Silvestre de Sousa, a three-time champion jockey, has been given a 24-day whip ban under the totting-up procedure after he used his stick above the permitted level on Big Mojo in the Flying Childers at Doncaster’s Leger meeting.
It was the Brazilian jockey’s fifth breach of the whip rules in six months.
De Sousa returned to riding in Britain in the spring after a successful stint in Hong Kong had ended on a sour note when he fell foul of the Hong Kong Jockey Club’s stringent betting rules and received a 10-month suspension for ‘facilitating’ a bet placed on a race by a fellow Brazilian rider.
Despite having been British champion in 2015, 2017 and 2018, De Sousa could barely buy a Group One before he went to Hong Kong and linked up with trainer Roger Varian. The 43-year-old jockey has since won the 1,000 Guineas on Elmalka and the Queen Anne and Prix Jacques Le Marois on one of the season’s unexpected stars, Charyn. Arguably he has been a little unlucky not to win another two Group Ones on the grey colt.
And while he will be back in time to ride Charyn in the Queen Elizabeth II Stakes at Ascot on October 19, he will miss this weekend’s Cambridgeshire meeting at Newmarket.
The ban runs from September 27 to October 5 and October 7 to October 13. As there is no racing in Britain on October 6, he could ride at Longchamp on the Prix de L’Arc de Triomphe card should he have any rides.

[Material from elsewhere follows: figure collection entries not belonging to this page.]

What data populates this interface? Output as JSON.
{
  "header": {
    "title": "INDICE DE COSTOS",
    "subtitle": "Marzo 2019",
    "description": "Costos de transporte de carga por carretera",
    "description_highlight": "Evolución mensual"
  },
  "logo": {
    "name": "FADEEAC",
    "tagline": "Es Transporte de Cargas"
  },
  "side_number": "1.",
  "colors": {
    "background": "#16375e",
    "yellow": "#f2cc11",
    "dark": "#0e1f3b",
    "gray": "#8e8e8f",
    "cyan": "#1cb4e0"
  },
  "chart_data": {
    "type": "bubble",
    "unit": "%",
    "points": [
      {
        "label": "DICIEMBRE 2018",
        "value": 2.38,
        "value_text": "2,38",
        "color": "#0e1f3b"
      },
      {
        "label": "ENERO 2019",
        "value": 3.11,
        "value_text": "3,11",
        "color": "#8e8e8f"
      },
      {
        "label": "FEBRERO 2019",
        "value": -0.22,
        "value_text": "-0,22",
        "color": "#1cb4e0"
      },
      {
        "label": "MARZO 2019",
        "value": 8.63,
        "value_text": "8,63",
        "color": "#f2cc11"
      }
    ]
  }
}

The final eight days of his ban are suspended for six months or 200 rides, whichever comes first.
The current whip rules including the ultimate sanction of losing a race, have generally been working pretty well although like Kielan Woods over jumps, De Sousa appears to be a bit of an outlier with his bans being because of an excessive number of hits, twice not giving a horse time to respond and once for hitting a horse in the wrong place.